One practice that helped me here was Beginning Anew from Plum Village. Not the kind where you sit on a cushion for hours humming mantras. More like: in my head, I’d rehearse five steps:

  • Compassion for myself: acknowledging my own pain first
  • Watering the good seeds: acknowledging all their virtues and strengths
  • Expressing regrets: where I contributed to making the situation worse
  • Sharing hurts: expressing my pain in a non accusatory manner
  • Asking for support

Half the time I never said it out loud, but even in my mind it softened the judgment. It made me show up differently: listening more without internal commentary, interrupting less, even laughing again in meetings (instead of counting the minutes until lunch).

Because here’s the truth: nobody is fully ready. We’re all walking around with blind spots, childhood conditioning, and egos that act like drama queens. Collaboration will always be messy. The point isn’t to find perfect trust. The point is to build enough trust to move forward, with some good guardrails:

  • shared decision-making processes
  • clear financial transparency
  • role boundaries

These structures create a functional kind of trust.
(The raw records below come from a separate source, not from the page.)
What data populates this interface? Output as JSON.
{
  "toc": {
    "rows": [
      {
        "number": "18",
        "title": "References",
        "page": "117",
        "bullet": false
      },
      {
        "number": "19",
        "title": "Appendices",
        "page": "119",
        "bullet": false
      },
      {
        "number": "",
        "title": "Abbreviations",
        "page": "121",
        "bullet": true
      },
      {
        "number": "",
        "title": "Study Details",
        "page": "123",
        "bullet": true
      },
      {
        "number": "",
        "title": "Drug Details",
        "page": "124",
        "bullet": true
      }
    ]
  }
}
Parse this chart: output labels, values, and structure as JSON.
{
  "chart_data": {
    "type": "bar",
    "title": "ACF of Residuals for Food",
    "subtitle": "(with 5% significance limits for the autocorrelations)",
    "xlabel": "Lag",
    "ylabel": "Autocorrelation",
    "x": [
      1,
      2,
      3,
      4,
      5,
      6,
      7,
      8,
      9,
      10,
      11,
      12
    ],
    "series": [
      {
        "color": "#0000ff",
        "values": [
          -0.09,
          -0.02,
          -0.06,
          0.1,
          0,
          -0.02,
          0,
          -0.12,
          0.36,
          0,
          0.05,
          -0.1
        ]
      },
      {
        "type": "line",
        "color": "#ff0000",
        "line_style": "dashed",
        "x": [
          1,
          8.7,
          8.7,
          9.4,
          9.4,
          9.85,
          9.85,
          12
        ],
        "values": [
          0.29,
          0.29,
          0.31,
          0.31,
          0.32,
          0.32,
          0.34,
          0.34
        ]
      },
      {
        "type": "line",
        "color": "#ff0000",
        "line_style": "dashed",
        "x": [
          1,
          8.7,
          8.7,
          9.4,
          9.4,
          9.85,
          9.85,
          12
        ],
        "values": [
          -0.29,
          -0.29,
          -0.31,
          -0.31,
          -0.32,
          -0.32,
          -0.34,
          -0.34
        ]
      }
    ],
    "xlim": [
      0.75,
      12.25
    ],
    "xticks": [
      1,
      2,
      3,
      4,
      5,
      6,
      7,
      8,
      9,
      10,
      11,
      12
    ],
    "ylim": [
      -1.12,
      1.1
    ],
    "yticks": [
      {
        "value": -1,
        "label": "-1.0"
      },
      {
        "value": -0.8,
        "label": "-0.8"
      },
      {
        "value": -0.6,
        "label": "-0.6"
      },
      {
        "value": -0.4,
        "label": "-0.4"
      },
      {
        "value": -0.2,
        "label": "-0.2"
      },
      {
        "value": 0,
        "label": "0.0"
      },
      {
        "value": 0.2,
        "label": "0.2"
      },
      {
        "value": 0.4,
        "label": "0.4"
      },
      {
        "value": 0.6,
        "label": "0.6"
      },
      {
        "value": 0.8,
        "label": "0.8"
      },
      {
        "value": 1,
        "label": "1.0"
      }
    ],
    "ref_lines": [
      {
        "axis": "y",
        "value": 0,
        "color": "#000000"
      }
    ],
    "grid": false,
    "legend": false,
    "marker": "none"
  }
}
They are like the reinforced stitching that keeps the fabric from tearing completely.

And over and over again, I had to come back to the question:

What is at stake here? What is this really about?

Not my pride, not their quirks, but people and planet. Reducing textile waste. Protecting communities who literally live next to those waste mountains. Shifting an industry addicted to overproduction.

Sometimes, yes, you do have to walk away. When integrity is so shredded you can’t even tell the story straight to yourself — let alone to those impacted — then it’s time to pack up and go.

But more often, it’s about staying. Doing the inner work. Catching yourself when you roll your eyes, when you want to lecture, when you secretly think you’re the smartest person in the room.

  • Maybe your reflex is to call a giant meeting (been there, watched it backfire spectacularly).
  • Maybe your reflex is to withdraw and ghost the whole project.
  • Or maybe, like me, your reflex is to judge and think, “move aside people, I’ll handle it.”

The practice is to walk that thin line instead: not overstepping, not giving up. With humor if you can, snacks if you must.

And yes, take care of yourself in the process: Getting enough sleep, eating good food, spending time in nature, drinking water, nourishing yourself with uplifting and reflective content, whether through memes, social media or books. Because trust issues burn calories too.

The only way out, is in.

Thich Nhat Hanh

Trust will never be perfect. The work is to keep the cause central, hold just enough trust to keep going, and laugh at the absurdity along the way. Because if we can’t laugh at our messy egos while saving the planet, what’s the point?